Wilson's team analyzed the bones of the child's mother (presumably at the age of 5 or 6), who was probably pregnant when her body was found. She is thought to have died of malaria and had been on antibiotics, which may have caused her to die from an infection.

A number of people have speculated that the child died of malaria during her 20s and early 30s, as an infant, as well as from a disease that had already taken over her. After the child's mother's death, the baby's mother and her friends found the child in a park, and later reported it to the Roman authorities. The family took her to Rome to bury the child, and the mother was found dead in front of the church.

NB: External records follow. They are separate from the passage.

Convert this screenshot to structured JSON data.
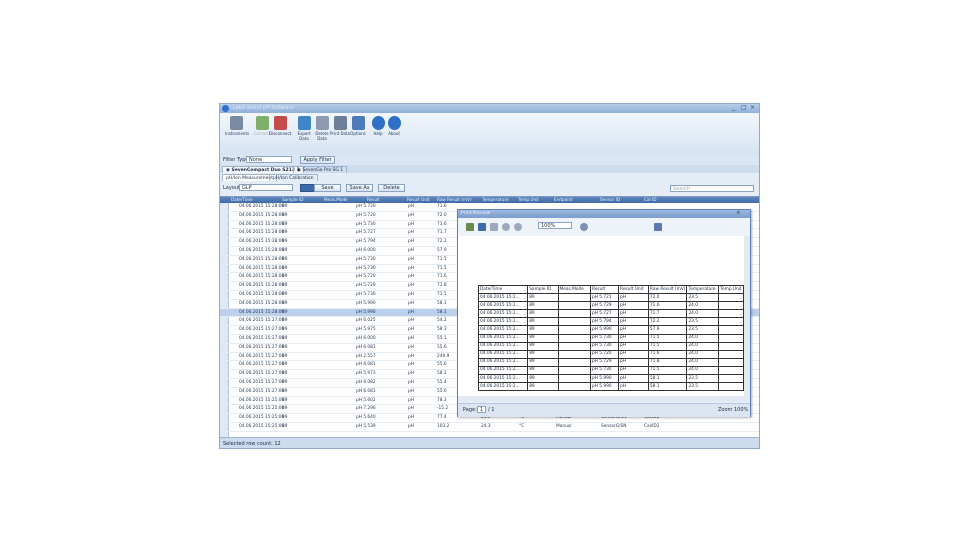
{
  "app": {
    "title": "LabX direct pH Software",
    "controls": {
      "min": "_",
      "max": "□",
      "close": "×"
    }
  },
  "ribbon": [
    {
      "label": "Instruments",
      "icon": "instruments-icon",
      "color": "#7a8aa0",
      "disabled": false
    },
    {
      "label": "Connect",
      "icon": "connect-icon",
      "color": "#7fb06a",
      "disabled": true
    },
    {
      "label": "Disconnect",
      "icon": "disconnect-icon",
      "color": "#c44b4b",
      "disabled": false
    },
    {
      "label": "Export Data",
      "icon": "export-icon",
      "color": "#3f86c9",
      "disabled": false
    },
    {
      "label": "Delete Data",
      "icon": "delete-icon",
      "color": "#8d9bb0",
      "disabled": false
    },
    {
      "label": "Print Data",
      "icon": "print-icon",
      "color": "#6b7f99",
      "disabled": false
    },
    {
      "label": "Options",
      "icon": "options-icon",
      "color": "#4d7ab8",
      "disabled": false
    },
    {
      "label": "Help",
      "icon": "help-icon",
      "color": "#2f6fc6",
      "disabled": false
    },
    {
      "label": "About",
      "icon": "about-icon",
      "color": "#2f6fc6",
      "disabled": false
    }
  ],
  "filter": {
    "label": "Filter Type:",
    "value": "None",
    "button": "Apply Filter"
  },
  "doc_tabs": [
    "SevenCompact Duo S213 1",
    "SevenGo Pro SG 1"
  ],
  "sub_tabs": [
    "pH/Ion Measurement",
    "pH/Ion Calibration"
  ],
  "layout": {
    "label": "Layout:",
    "value": "GLP",
    "save": "Save",
    "save_as": "Save As",
    "delete": "Delete",
    "search_placeholder": "Search"
  },
  "grid": {
    "columns": [
      "Date/Time",
      "Sample ID",
      "Meas.Mode",
      "Result",
      "Result Unit",
      "Raw Result (mV)",
      "Temperature",
      "Temp.Unit",
      "Endpoint",
      "Sensor ID",
      "Cal ID"
    ],
    "rows": [
      [
        "04.06.2015 15:28:00",
        "89",
        "",
        "pH  5.720",
        "pH",
        "71.6"
      ],
      [
        "04.06.2015 15:28:00",
        "89",
        "",
        "pH  5.720",
        "pH",
        "72.0"
      ],
      [
        "04.06.2015 15:28:00",
        "89",
        "",
        "pH  5.730",
        "pH",
        "71.6"
      ],
      [
        "04.06.2015 15:28:00",
        "89",
        "",
        "pH  5.727",
        "pH",
        "71.7"
      ],
      [
        "04.06.2015 15:28:00",
        "89",
        "",
        "pH  5.794",
        "pH",
        "72.2"
      ],
      [
        "04.06.2015 15:28:00",
        "89",
        "",
        "pH  6.000",
        "pH",
        "57.9"
      ],
      [
        "04.06.2015 15:28:00",
        "89",
        "",
        "pH  5.730",
        "pH",
        "71.5"
      ],
      [
        "04.06.2015 15:28:00",
        "89",
        "",
        "pH  5.730",
        "pH",
        "71.5"
      ],
      [
        "04.06.2015 15:28:00",
        "89",
        "",
        "pH  5.720",
        "pH",
        "71.6"
      ],
      [
        "04.06.2015 15:28:00",
        "89",
        "",
        "pH  5.729",
        "pH",
        "71.8"
      ],
      [
        "04.06.2015 15:28:00",
        "89",
        "",
        "pH  5.730",
        "pH",
        "71.5"
      ],
      [
        "04.06.2015 15:28:00",
        "89",
        "",
        "pH  5.990",
        "pH",
        "58.1"
      ],
      [
        "04.06.2015 15:28:00",
        "89",
        "",
        "pH  5.990",
        "pH",
        "58.1"
      ],
      [
        "04.06.2015 15:27:00",
        "89",
        "",
        "pH  6.025",
        "pH",
        "54.2"
      ],
      [
        "04.06.2015 15:27:00",
        "89",
        "",
        "pH  5.975",
        "pH",
        "58.3"
      ],
      [
        "04.06.2015 15:27:00",
        "89",
        "",
        "pH  6.000",
        "pH",
        "55.1"
      ],
      [
        "04.06.2015 15:27:00",
        "89",
        "",
        "pH  6.081",
        "pH",
        "55.6"
      ],
      [
        "04.06.2015 15:27:00",
        "89",
        "",
        "pH  2.557",
        "pH",
        "249.9"
      ],
      [
        "04.06.2015 15:27:00",
        "89",
        "",
        "pH  6.081",
        "pH",
        "55.6"
      ],
      [
        "04.06.2015 15:27:00",
        "89",
        "",
        "pH  5.973",
        "pH",
        "58.2"
      ],
      [
        "04.06.2015 15:27:00",
        "89",
        "",
        "pH  6.082",
        "pH",
        "55.4"
      ],
      [
        "04.06.2015 15:27:00",
        "89",
        "",
        "pH  6.081",
        "pH",
        "55.6"
      ],
      [
        "04.06.2015 15:25:00",
        "89",
        "",
        "pH  5.602",
        "pH",
        "78.3"
      ],
      [
        "04.06.2015 15:25:00",
        "89",
        "",
        "pH  7.296",
        "pH",
        "-15.2"
      ],
      [
        "04.06.2015 15:25:00",
        "89",
        "",
        "pH  5.640",
        "pH",
        "77.4"
      ],
      [
        "04.06.2015 15:25:00",
        "89",
        "",
        "pH  5.539",
        "pH",
        "103.2"
      ]
    ],
    "selected_row": 12,
    "tail": [
      [
        "24.0",
        "°C",
        "Manual",
        "SensorG/SN",
        "Cal/ID2"
      ],
      [
        "24.0",
        "°C",
        "Manual",
        "SensorG/SN",
        "Cal/ID2"
      ],
      [
        "24.3",
        "°C",
        "Manual",
        "SensorG/SN",
        "Cal/ID2"
      ]
    ]
  },
  "status": {
    "text": "Selected row count: 12"
  },
  "print_preview": {
    "title": "Print Preview",
    "zoom": "100%",
    "page_label": "Page:",
    "page_value": "1",
    "page_of": "/ 1",
    "zoom_label": "Zoom 100%",
    "columns": [
      "Date/Time",
      "Sample ID",
      "Meas.Mode",
      "Result",
      "Result Unit",
      "Raw Result (mV)",
      "Temperature",
      "Temp.Unit"
    ],
    "rows": [
      [
        "04.06.2015 15:2...",
        "89",
        "",
        "pH 5.721",
        "pH",
        "72.0",
        "23.5",
        ""
      ],
      [
        "04.06.2015 15:2...",
        "89",
        "",
        "pH 5.729",
        "pH",
        "71.6",
        "24.0",
        ""
      ],
      [
        "04.06.2015 15:2...",
        "89",
        "",
        "pH 5.727",
        "pH",
        "71.7",
        "24.0",
        ""
      ],
      [
        "04.06.2015 15:2...",
        "89",
        "",
        "pH 5.794",
        "pH",
        "72.2",
        "23.5",
        ""
      ],
      [
        "04.06.2015 15:2...",
        "89",
        "",
        "pH 5.990",
        "pH",
        "57.9",
        "23.5",
        ""
      ],
      [
        "04.06.2015 15:2...",
        "89",
        "",
        "pH 5.730",
        "pH",
        "71.5",
        "24.0",
        ""
      ],
      [
        "04.06.2015 15:2...",
        "89",
        "",
        "pH 5.730",
        "pH",
        "71.5",
        "24.0",
        ""
      ],
      [
        "04.06.2015 15:2...",
        "89",
        "",
        "pH 5.720",
        "pH",
        "71.6",
        "24.0",
        ""
      ],
      [
        "04.06.2015 15:2...",
        "89",
        "",
        "pH 5.729",
        "pH",
        "71.8",
        "24.0",
        ""
      ],
      [
        "04.06.2015 15:2...",
        "89",
        "",
        "pH 5.730",
        "pH",
        "71.5",
        "24.0",
        ""
      ],
      [
        "04.06.2015 15:2...",
        "89",
        "",
        "pH 5.990",
        "pH",
        "58.1",
        "23.5",
        ""
      ],
      [
        "04.06.2015 15:2...",
        "89",
        "",
        "pH 5.990",
        "pH",
        "58.1",
        "23.5",
        ""
      ]
    ]
  }
}
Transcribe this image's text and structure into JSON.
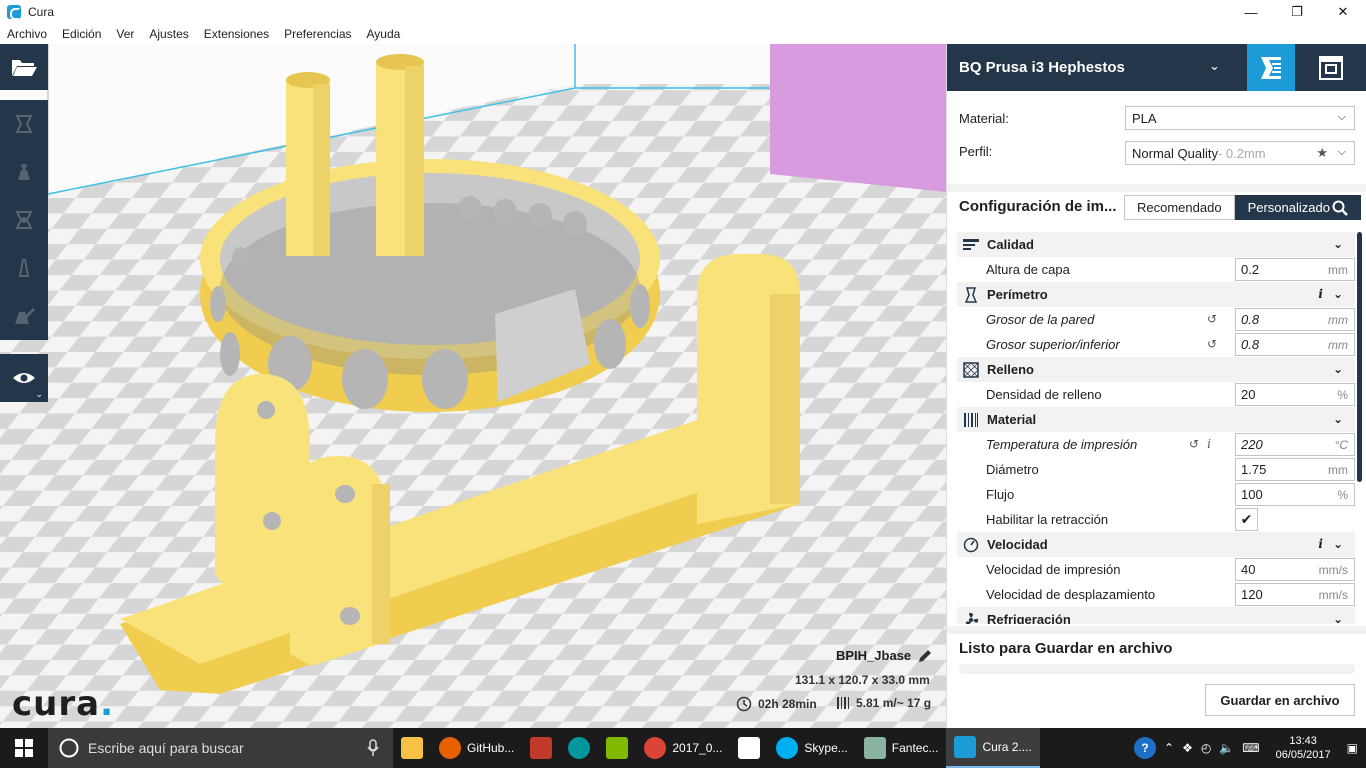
{
  "window": {
    "title": "Cura"
  },
  "menu": [
    "Archivo",
    "Edición",
    "Ver",
    "Ajustes",
    "Extensiones",
    "Preferencias",
    "Ayuda"
  ],
  "logo": {
    "text": "cura",
    "dot": "."
  },
  "job": {
    "name": "BPIH_Jbase",
    "dimensions": "131.1 x 120.7 x 33.0 mm",
    "time": "02h 28min",
    "material": "5.81 m/~ 17 g"
  },
  "panel": {
    "printer": "BQ Prusa i3 Hephestos",
    "material_label": "Material:",
    "material_value": "PLA",
    "profile_label": "Perfil:",
    "profile_value": "Normal Quality",
    "profile_suffix": " - 0.2mm",
    "config_title": "Configuración de im...",
    "tab_recommended": "Recomendado",
    "tab_custom": "Personalizado",
    "ready_text": "Listo para Guardar en archivo",
    "save_button": "Guardar en archivo"
  },
  "settings": {
    "quality": {
      "label": "Calidad",
      "layer_height": {
        "label": "Altura de capa",
        "value": "0.2",
        "unit": "mm"
      }
    },
    "perimeter": {
      "label": "Perímetro",
      "wall_thickness": {
        "label": "Grosor de la pared",
        "value": "0.8",
        "unit": "mm"
      },
      "top_bottom": {
        "label": "Grosor superior/inferior",
        "value": "0.8",
        "unit": "mm"
      }
    },
    "infill": {
      "label": "Relleno",
      "density": {
        "label": "Densidad de relleno",
        "value": "20",
        "unit": "%"
      }
    },
    "material": {
      "label": "Material",
      "temperature": {
        "label": "Temperatura de impresión",
        "value": "220",
        "unit": "°C"
      },
      "diameter": {
        "label": "Diámetro",
        "value": "1.75",
        "unit": "mm"
      },
      "flow": {
        "label": "Flujo",
        "value": "100",
        "unit": "%"
      },
      "retraction": {
        "label": "Habilitar la retracción",
        "checked": "✔"
      }
    },
    "speed": {
      "label": "Velocidad",
      "print_speed": {
        "label": "Velocidad de impresión",
        "value": "40",
        "unit": "mm/s"
      },
      "travel_speed": {
        "label": "Velocidad de desplazamiento",
        "value": "120",
        "unit": "mm/s"
      }
    },
    "cooling": {
      "label": "Refrigeración"
    }
  },
  "taskbar": {
    "search_placeholder": "Escribe aquí para buscar",
    "apps": [
      {
        "label": "GitHub..."
      },
      {
        "label": "2017_0..."
      },
      {
        "label": "Skype..."
      },
      {
        "label": "Fantec..."
      },
      {
        "label": "Cura 2...."
      }
    ],
    "time": "13:43",
    "date": "06/05/2017"
  },
  "colors": {
    "accent": "#1d9bd7",
    "dark": "#243649",
    "model": "#f9e27a"
  }
}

As it turns out, the mother was likely pregnant at the time of her death. She was said to have been the daughter of a Roman priest, and was the first person to be infected with malaria during her lifetime. The Roman authorities may have been reluctant to pursue the case, and in late 2012 the child's mother was finally found in a forest.

These are just a few of the theories and theories the team is exploring, but for now, it's important to know where this mysterious child ended up, where he went, and what his fate was. "If the baby died of malaria, it would have been very unlikely for humans to have had this disease," says Jordan Wilson.